Matter of Bolton v Town of S. Bristol Planning Bd.
2007 NY Slip Op 02307 [38 AD3d 1307]
March 16, 2007
Appellate Division, Fourth Department
Published by New York State Law Reporting Bureau pursuant to Judiciary Law § 431.
As corrected through Wednesday, May 9, 2007


In the Matter of Richard H. Bolton, Appellant, v Town of South Bristol Planning Board, Respondent, and Bristol Harbor Development, LLC, Intervenor-Respondent.

[*1] Richard H. Bolton, petitioner-appellant pro se.

Wolford & Leclair LLP, Rochester (Mary Jo S. Korona of counsel), for respondent-respondent.

Kenyon & Kenyon, Canandaigua (William R. Kenyon of counsel), for repondent-intervenor-respondent.

Appeal from a judgment (denominated order) of the Supreme Court, Ontario County (John J. Ark, J.), entered April 20, 2006 in a proceeding pursuant to CPLR article 78. The judgment dismissed the petition.

It is hereby ordered that the judgment so appealed from be and the same hereby is unanimously affirmed without costs.

Memorandum: Petitioner commenced this CPLR article 78 proceeding seeking to annul the negative declaration issued by respondent pursuant to the State Environmental Quality Review Act (ECL art 8) in connection with the proposal of respondent-intervenor to expand a residential development overlooking Canandaigua Lake.

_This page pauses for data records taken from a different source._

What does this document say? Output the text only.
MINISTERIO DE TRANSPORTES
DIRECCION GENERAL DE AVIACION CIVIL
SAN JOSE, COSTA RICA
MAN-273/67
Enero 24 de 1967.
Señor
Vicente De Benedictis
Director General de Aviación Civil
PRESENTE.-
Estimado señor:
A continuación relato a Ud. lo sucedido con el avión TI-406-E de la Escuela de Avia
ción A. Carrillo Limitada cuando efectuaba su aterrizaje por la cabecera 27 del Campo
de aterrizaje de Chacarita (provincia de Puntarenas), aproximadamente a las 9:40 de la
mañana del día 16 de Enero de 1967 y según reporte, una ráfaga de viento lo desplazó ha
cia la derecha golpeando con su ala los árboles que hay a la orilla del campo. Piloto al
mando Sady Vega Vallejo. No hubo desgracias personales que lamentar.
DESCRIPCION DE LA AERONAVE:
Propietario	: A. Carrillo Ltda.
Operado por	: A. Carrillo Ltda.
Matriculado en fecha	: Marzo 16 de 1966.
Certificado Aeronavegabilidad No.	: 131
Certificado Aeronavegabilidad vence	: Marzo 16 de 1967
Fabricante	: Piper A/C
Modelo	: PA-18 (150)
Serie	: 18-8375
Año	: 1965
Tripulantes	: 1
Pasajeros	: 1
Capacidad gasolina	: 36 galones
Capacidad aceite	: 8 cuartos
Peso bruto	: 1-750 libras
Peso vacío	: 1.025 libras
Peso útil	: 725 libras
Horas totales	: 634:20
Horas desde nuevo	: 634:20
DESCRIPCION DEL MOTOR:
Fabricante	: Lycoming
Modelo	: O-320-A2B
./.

We conclude that Supreme Court properly dismissed the petition on the ground that petitioner lacks standing to bring this proceeding. Petitioner lives one mile from the residential development, on the opposite side of the lake, and he did not demonstrate that he "will suffer an environmental impact in fact [as a result of the proposed expansion], i.e., one that is in some way different from that of the public at large" (Matter of Piela v Van Voris, 229 AD2d 94, 95 [1997]; see Matter of Buerger v Town of Grafton, 235 AD2d 984, 984-985 [1997], lv denied 89 NY2d 816 [1997]; Matter of Schulz v Warren County Bd. of Supervisors, 206 AD2d 672, 674 [1994], lv denied 85 NY2d 805 [1995]; see generally Matter of Gerdts v State of New York, 210 AD2d 645, 646-647 [1994], appeal dismissed 85 NY2d 856 [1995], lv denied 85 NY2d 810 [1995]; Matter of Otsego 2000 v Planning Bd. of Town of Otsego, 171 AD2d 258, 259-260 [1991], lv denied 79 NY2d 753 [1992]). Petitioner's assertions of potential injury are speculative and conclusory and thus are lacking in probative value (see Matter of Noslen Corp. v Ontario County Bd. of Supervisors, 295 AD2d 924, 925 [2002]; see also Buerger, 235 AD2d at 985). In any event, were we to address the merits of the petition, we would conclude that respondent properly identified the relevant potential environmental impacts of the proposed expansion, took the requisite hard look at those [*2]impacts, and made a reasoned elaboration of the basis for its negative declaration (see generally Matter of Kahn v Pasnik, 90 NY2d 569, 574 [1997]; Matter of Gernatt Asphalt Prods. v Town of Sardinia, 87 NY2d 668, 688 [1996]; Matter of Jackson v New York State Urban Dev. Corp., 67 NY2d 400, 417 [1986]). Present—Centra, J.P., Lunn, Peradotto and Pine, JJ.